Мировая тайна проявляется в человеческой жизни религией. Ее пробуждают нарушающие течение жизни события, и напротив, безмятежное или бесцельное течение жизни связано с потерей ее живого чувства. И судьба наша (когда она есть у человека) напоминает о тайне мира; она и есть эта тайна. Лицо этой тайны — время, в которое мы брошены. Отношения с культурой, отношения с божественным — отношения со временем. Кто не связан любовью или ненавистью со своей эпохой, тот вне культуры и религии.

Человек, кстати заметить, может выйти из христианства по двум причинам: потому, что он не видит мировой тайны — или потому, что он не удовлетворяется христианским ее пониманием. Христианство рационализует все вещи, в том числе и эту. Поскольку все вещи, строго говоря, находятся по ту сторону слов — скорее всего и то действительное содержание мировых тайн находится «по ту сторону» церковного о них мнения.

Сердце тайны — Бог, божественное начало — по ту сторону «богов». Однако молиться началу без имени и качеств мы не можем. Качества, какие мы предпочитаем видеть в наших богах — те, о каких осмеливаемся просить для себя. Просить уже, в свою очередь, у той силы, которая наполняет своим огнем нарисованные нами на темном небе фигуры богов. Боги суть образы, в которых народ выражает свое понимание божественного; начала формируемые, но и формообразующие.

Говоря о Боге, мы имеем в виду Мироправителя и Творца. Под богом мы понимаем божественное существо, не единственное в своем роде и не творящее миров. Сделав это уточнение, скажу: жизнь есть игра с невидимым богом. Впрочем, разница эта смутная. Иногда мы не знаем, к божеству ли собственной судьбы, души обращаемся, или к Творцу мироздания.

Это личное богословие. Но в каждой почти душе есть личное понимание религии, которое только при большой удаче разделяется этой душой с другими. Оно совершенно законно; странно было бы, напротив, не иметь никаких мнений об океане, объемлющем и нас, и наш мир. Оно из тех принадлежащих нам вещей, которые совершенно, никогда, никоим образом не вычитываются из книг, но выносятся из нашей собственной неповторимой судьбы. Это «личное богословие» — наверное, самая удаленная в человеке точка от Книги как источника установленной религии и революции, с разговора о которых я начал очерк.

***

Вероятно, у высказанных на этих страницах мыслей не может быть никакого «заключения». Что следует из того, что мы находимся на отмели между двумя морями?
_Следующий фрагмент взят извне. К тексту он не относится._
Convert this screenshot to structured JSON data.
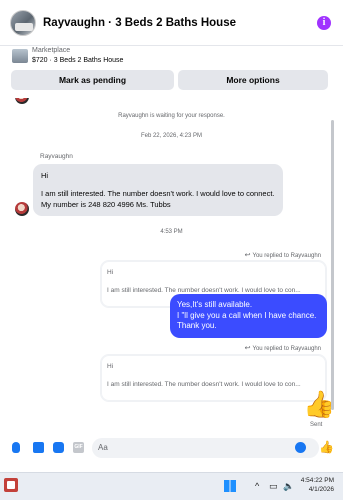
{
  "header": {
    "title": "Rayvaughn · 3 Beds 2 Baths House",
    "info_icon": "info-icon"
  },
  "marketplace": {
    "label": "Marketplace",
    "item": "$720 · 3 Beds 2 Baths House",
    "mark_pending_label": "Mark as pending",
    "more_options_label": "More options"
  },
  "chat": {
    "waiting_notice": "Rayvaughn is waiting for your response.",
    "timestamp_1": "Feb 22, 2026, 4:23 PM",
    "sender_name": "Rayvaughn",
    "incoming_message": {
      "line1": "Hi",
      "line2": "I am still interested.  The number doesn't work. I would love to connect. My number is 248 820 4996 Ms. Tubbs"
    },
    "timestamp_2": "4:53 PM",
    "reply_note_1": "You replied to Rayvaughn",
    "quote_1": {
      "line1": "Hi",
      "line2": "I am still interested.  The number doesn't work. I would love to con..."
    },
    "outgoing_message": "Yes,It's still available.\nI \"ll give you a call when I have chance. Thank you.",
    "reply_note_2": "You replied to Rayvaughn",
    "quote_2": {
      "line1": "Hi",
      "line2": "I am still interested.  The number doesn't work. I would love to con..."
    },
    "status": "Sent"
  },
  "composer": {
    "placeholder": "Aa",
    "gif_label": "GIF"
  },
  "taskbar": {
    "time": "4:54:22 PM",
    "date": "4/1/2026"
  },
  "colors": {
    "accent": "#3b4cff",
    "messenger_blue": "#1877f2",
    "info_purple": "#a033ff"
  }
}
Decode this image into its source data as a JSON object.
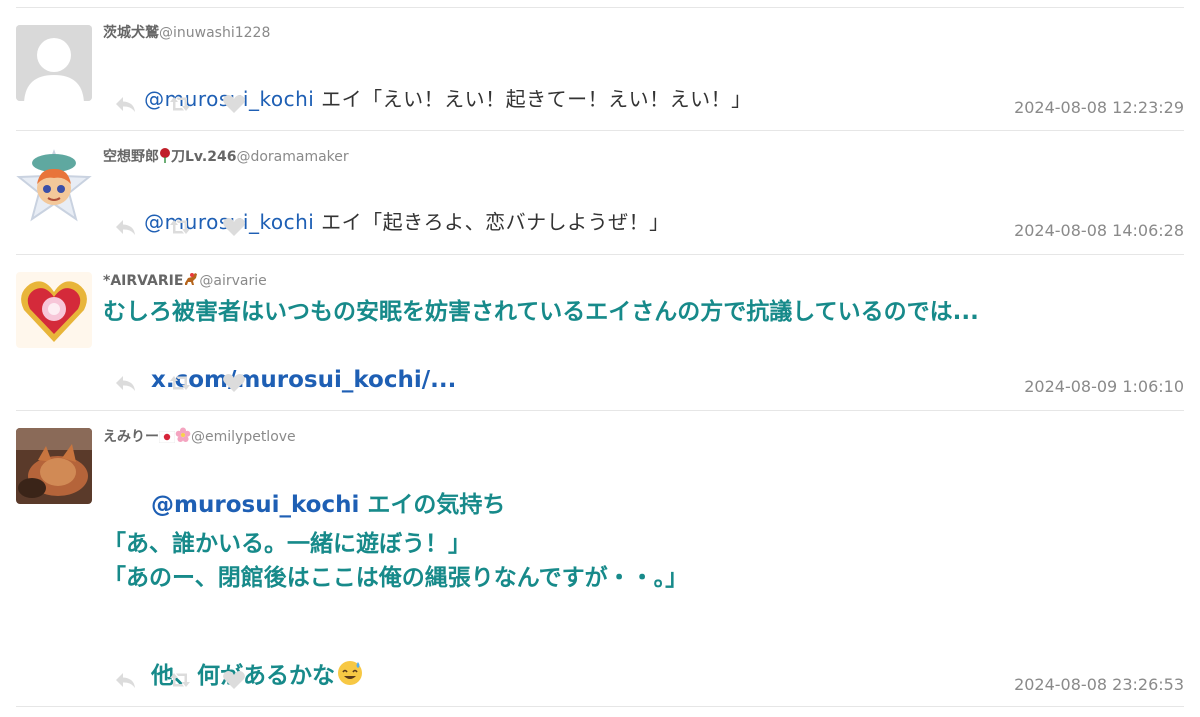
{
  "tweets": [
    {
      "author": "茨城犬鷲",
      "handle": "@inuwashi1228",
      "mention": "@murosui_kochi",
      "text": " エイ「えい！えい！起きてー！えい！えい！」",
      "timestamp": "2024-08-08 12:23:29"
    },
    {
      "author": "空想野郎",
      "author_suffix": "刀Lv.246",
      "handle": "@doramamaker",
      "mention": "@murosui_kochi",
      "text": " エイ「起きろよ、恋バナしようぜ！」",
      "timestamp": "2024-08-08 14:06:28"
    },
    {
      "author": "*AIRVARIE",
      "handle": "@airvarie",
      "text_line1": "むしろ被害者はいつもの安眠を妨害されているエイさんの方で抗議しているのでは...",
      "link": "x.com/murosui_kochi/...",
      "timestamp": "2024-08-09 1:06:10"
    },
    {
      "author": "えみりー",
      "handle": "@emilypetlove",
      "mention": "@murosui_kochi",
      "text_line1": " エイの気持ち",
      "text_line2": "「あ、誰かいる。一緒に遊ぼう！」",
      "text_line3": "「あのー、閉館後はここは俺の縄張りなんですが・・。」",
      "text_line4": "他、何があるかな",
      "timestamp": "2024-08-08 23:26:53"
    }
  ],
  "icons": {
    "reply": "reply-icon",
    "retweet": "retweet-icon",
    "like": "heart-icon"
  },
  "colors": {
    "mention": "#1e5fb4",
    "highlight_text": "#178a8a",
    "action_icon": "#dcdcdc",
    "meta_text": "#8a8a8a"
  }
}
Ничего. Разве что необходимость памяти о море, нами покинутом, даже о внимательном изучении его течений, чтобы понять, как принесло нас на эту отмель у пересыхающих вод — и надежда на то, что мы увидим еще новое море.


[1] Геометрическим образом (лат.).

[2] Замечу сразу: к русским событиям августа 1991 г. сказанное ниже отношения не имеет. В 1991 г. у нас не было революции. Падение «нового порядка» было естественным и вполне ожидаемым; его ускорили, однако, слабость и неспособность правительства. «Народная власть» могла существовать только в условиях террора, громогласной пропаганды и устранения всех мнений, несогласных с официально разрешенными. В силу естественной усталости от террора и относительного личного добродушия после-сталинских правителей эти три опоры пошатнулись, после чего разрушение «социализма» и возвращение к нормальному порядку стало вопросом времени. И чем дольше это возвращение откладывалось, тем более уродливым должно было оно стать. Люди, которые еще смутно помнят, как пользоваться свободой, и и люди, потерявшие всякую привычку к независимости, проявят себя по-разному. Однако надо сказать, что поздне-советская интеллигенция выработала к 1991 г. то самое восторженно-апокалиптическое мировоззрение, каким отличались наши предки в царствование Николая II, и точно так же видела в себе силу света, поборающего тьму. «Тьмой» поздний большевизм, восстановивший в некоторой мере русскую образовательную систему, охранявший до известных пределов личность и собственность, назвать было никак нельзя. Скорее это было значительно ухудшенное и оглупленное переиздание русского самодержавия — в силу низкого развития правителей, истребления веками накопленной культурной почвы и опрощения всех форм жизни.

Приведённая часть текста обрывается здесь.